I see today, these cost £16 on Amazon and I think they are worth every penny.

I have used them on the farm in the workshop repairing the tractor, freeing stubborn nuts and bolts, on the boat working in tight spaces such as cockpit and chain lockers, often lying upside down trying to hold a stubborn skin fitting or free off a siezed shackle pin, but in a wood work workshop, they are invaluable for removing broken screws and even bent nails from lengths of wood. 


Extracting a rusty screw with a broken head from a 5 x 2

I work with a lot of recycled timber and often these come to me with broken off screws, rusty nails and even wire staples embedded in the wood. All of these have to be removed to make the wood safe to pass through the planer.

An example of this was a batch of 5 x 2 rafters that came with galvanised brackets fitted with now rusty wood screws. I managed to extract quite a few of the screws with my DeWalt impact driver, but there is always one, that is stubborn and shears off, or the head was already striped making it impossible to back it out.


Vise grips clamped tightly to broken head of rusty screw

There was one screw in particular holding one of these brackets, where the Phillips head had been stripped, I suspect by an earlier over zealous attempt to withdraw it but 40mm of thread meant it was there for keeps.
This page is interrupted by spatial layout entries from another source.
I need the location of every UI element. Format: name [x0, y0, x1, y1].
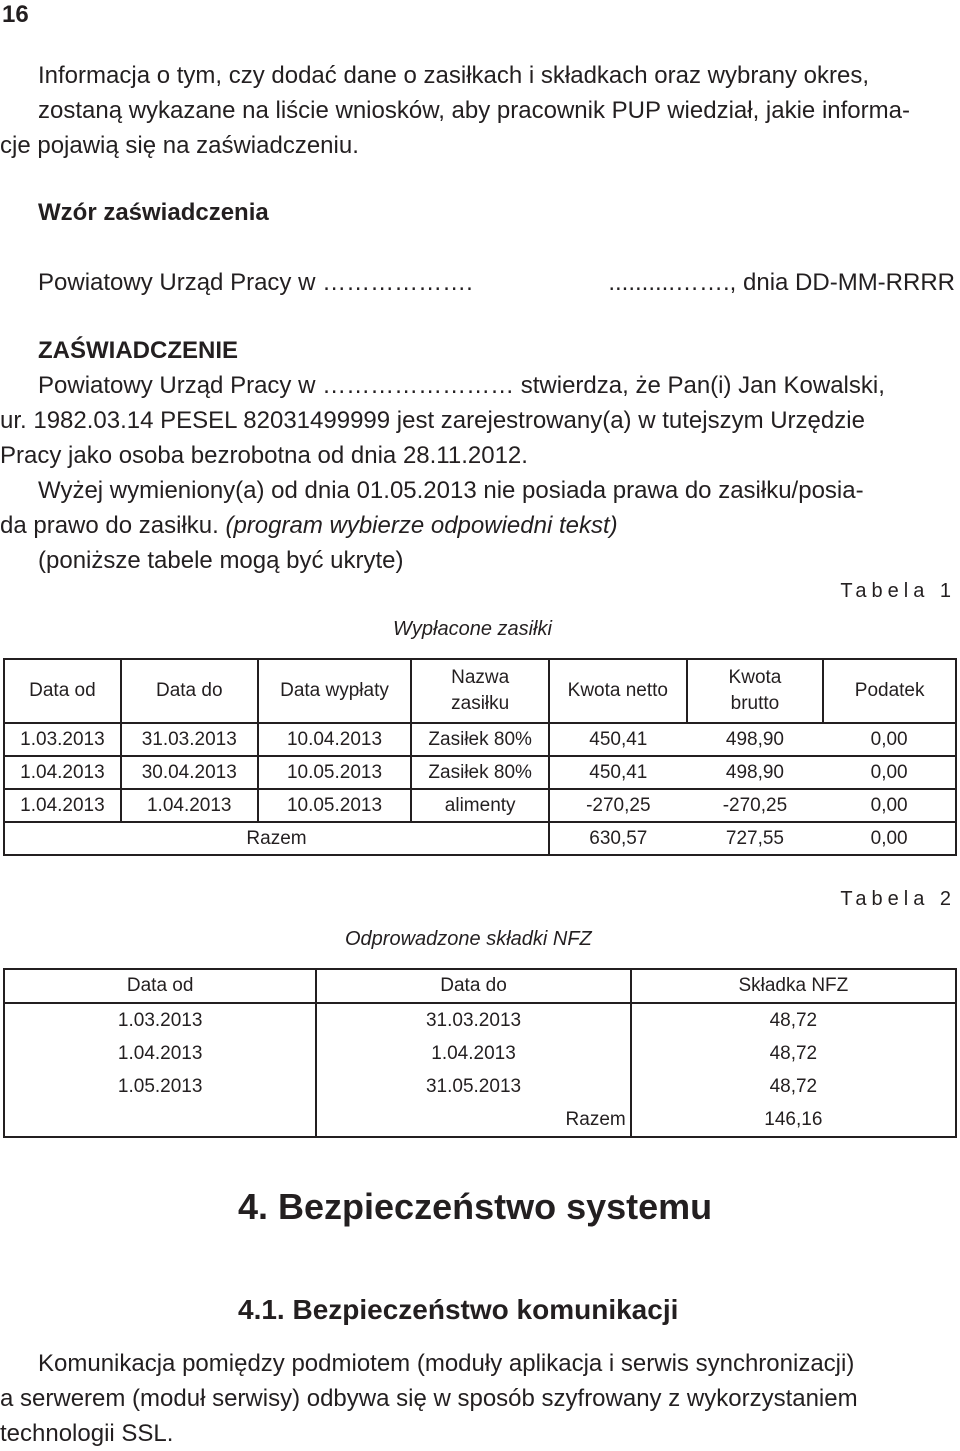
cert-line: [0, 508, 885, 543]
table-cell: 10.04.2013: [258, 723, 412, 756]
table-cell: 1.04.2013: [316, 1037, 630, 1070]
table1-caption: Wypłacone zasiłki: [393, 618, 552, 640]
table-cell: 1.04.2013: [4, 1037, 316, 1070]
table-cell: -270,25: [687, 789, 824, 822]
intro-line: Informacja o tym, czy dodać dane o zasiłkach i składkach oraz wybrany okres,: [38, 62, 870, 89]
table-total-row: [4, 1103, 956, 1137]
table-cell: -270,25: [549, 789, 687, 822]
cert-line: Wyżej wymieniony(a) od dnia 01.05.2013 nie posiada prawa do zasiłku/posia-: [38, 477, 864, 504]
table-cell: 48,72: [631, 1003, 956, 1037]
table-cell: 1.04.2013: [4, 789, 121, 822]
col-header: Data do: [121, 659, 258, 723]
table-cell: 450,41: [549, 756, 687, 789]
table-cell: 450,41: [549, 723, 687, 756]
table-row: [4, 723, 956, 756]
table-cell: 31.03.2013: [316, 1003, 630, 1037]
table-row: [4, 1070, 956, 1103]
table-row: [4, 1003, 956, 1037]
closing-paragraph: [0, 1346, 858, 1451]
closing-line: Komunikacja pomiędzy podmiotem (moduły aplikacja i serwis synchronizacji): [38, 1350, 855, 1377]
table2-caption: Odprowadzone składki NFZ: [345, 928, 592, 950]
table-cell: 498,90: [687, 723, 824, 756]
cert-line-note: (program wybierze odpowiedni tekst): [225, 512, 618, 539]
closing-line: technologii SSL.: [0, 1420, 174, 1447]
col-header: Data od: [4, 969, 316, 1003]
page-number: 16: [2, 1, 29, 28]
col-header: Kwota brutto: [687, 659, 824, 723]
table-cell: 48,72: [631, 1037, 956, 1070]
total-brutto: 727,55: [687, 822, 824, 855]
cert-line: (poniższe tabele mogą być ukryte): [38, 547, 404, 574]
table-cell: 498,90: [687, 756, 824, 789]
table-cell: 1.04.2013: [121, 789, 258, 822]
table-cell: 48,72: [631, 1070, 956, 1103]
cert-line: ur. 1982.03.14 PESEL 82031499999 jest zarejestrowany(a) w tutejszym Urzędzie: [0, 407, 865, 434]
table-cell: Zasiłek 80%: [411, 756, 549, 789]
col-header: Data od: [4, 659, 121, 723]
template-heading: Wzór zaświadczenia: [38, 199, 269, 226]
table-header-row: [4, 659, 956, 723]
intro-line: zostaną wykazane na liście wniosków, aby pracownik PUP wiedział, jakie informa-: [38, 97, 910, 124]
table-cell: Zasiłek 80%: [411, 723, 549, 756]
col-header: Kwota netto: [549, 659, 687, 723]
col-header: Składka NFZ: [631, 969, 956, 1003]
intro-line: cje pojawią się na zaświadczeniu.: [0, 132, 359, 159]
table-total-row: [4, 822, 956, 855]
col-header: Data do: [316, 969, 630, 1003]
table-cell: 1.03.2013: [4, 723, 121, 756]
table-cell: [4, 1103, 316, 1137]
table-row: [4, 789, 956, 822]
table-cell: 30.04.2013: [121, 756, 258, 789]
table-cell: 10.05.2013: [258, 756, 412, 789]
table-cell: 10.05.2013: [258, 789, 412, 822]
table-cell: 1.04.2013: [4, 756, 121, 789]
section-heading: 4. Bezpieczeństwo systemu: [238, 1186, 713, 1227]
total-label: Razem: [4, 822, 549, 855]
total-value: 146,16: [631, 1103, 956, 1137]
nfz-table: [3, 968, 957, 1138]
table-cell: 1.03.2013: [4, 1003, 316, 1037]
total-label: Razem: [316, 1103, 630, 1137]
table1-label: Tabela 1: [840, 580, 956, 602]
benefits-table: [3, 658, 957, 856]
table2-label: Tabela 2: [840, 888, 956, 910]
total-netto: 630,57: [549, 822, 687, 855]
subsection-heading: 4.1. Bezpieczeństwo komunikacji: [238, 1294, 679, 1325]
table-cell: alimenty: [411, 789, 549, 822]
table-cell: 1.05.2013: [4, 1070, 316, 1103]
cert-paragraph: [0, 368, 885, 578]
col-header: Podatek: [823, 659, 956, 723]
table-cell: 0,00: [823, 789, 956, 822]
closing-line: a serwerem (moduł serwisy) odbywa się w sposób szyfrowany z wykorzystaniem: [0, 1385, 858, 1412]
office-line-right: ..........……., dnia DD-MM-RRRR: [608, 269, 955, 296]
cert-line: Pracy jako osoba bezrobotna od dnia 28.11.2012.: [0, 442, 528, 469]
cert-line-text: da prawo do zasiłku.: [0, 512, 219, 539]
intro-paragraph: [0, 58, 910, 163]
table-cell: 0,00: [823, 723, 956, 756]
table-row: [4, 1037, 956, 1070]
office-line-left: Powiatowy Urząd Pracy w ……………….: [38, 269, 473, 296]
table-cell: 0,00: [823, 756, 956, 789]
col-header: Nazwa zasiłku: [411, 659, 549, 723]
table-cell: 31.05.2013: [316, 1070, 630, 1103]
table-cell: 31.03.2013: [121, 723, 258, 756]
cert-line: Powiatowy Urząd Pracy w …………………… stwierdza, że Pan(i) Jan Kowalski,: [38, 372, 885, 399]
cert-title: ZAŚWIADCZENIE: [38, 337, 238, 364]
col-header: Data wypłaty: [258, 659, 412, 723]
total-podatek: 0,00: [823, 822, 956, 855]
table-header-row: [4, 969, 956, 1003]
table-row: [4, 756, 956, 789]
It would have been easy to just cut it off with a hack saw and then chop the end of the plank with the mitre saw and chuck it in the wood burner, but seeing that I have my Moles, this was a challenge I had to try.



Removing the rusty screw with the Vise Grips

There was perhaps 2mm of broken screw head protruding from the top of the bracket and after a few attempts I managed to grip it with the Moles. I have used the term Mole Grips for 50 years, so forgive me those of you across the pond, but that is how I think of these Vise Grips! Once the grips were clamped on nothing would shift them and I was able to unwind the screw until I could reposition them on the thread, saving the bracket and the piece of wood.


The broken screw removed!

I would think most people have these in their workshops, but if you are starting out, these are something you really should buy and these made by Irwin are well worth their cost and have given me years of service.
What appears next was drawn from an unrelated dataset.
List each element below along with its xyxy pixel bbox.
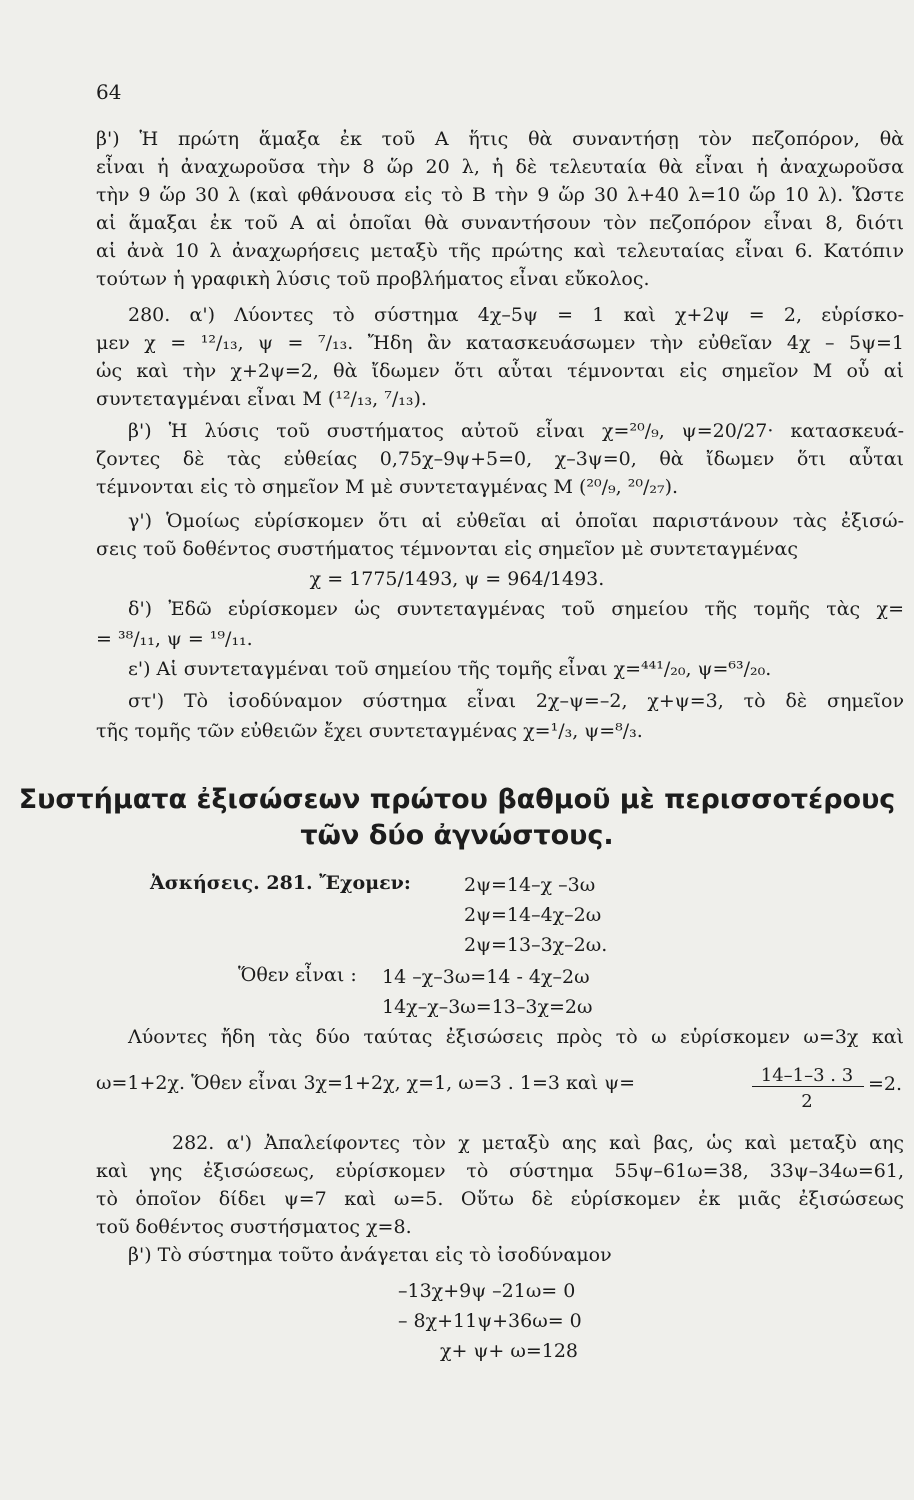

A few weeks ago I was using them gripping a rusty nut that held an agricultural fitting through a beam. When I unclamped them and tried to reset the screw adjuster, this would not move and  I thought I had finally broken them. On closer inspection I found the spring and the inner workings were choked with years of sawdust, oil and dirt. I had not thought to clean them, just took them for granted and after use, dried them with a cloth and put them back in the drawer. So I took them apart, cleaned and lubricated the spring and reassembled them and they worked perfectly again. Testament to a good tool.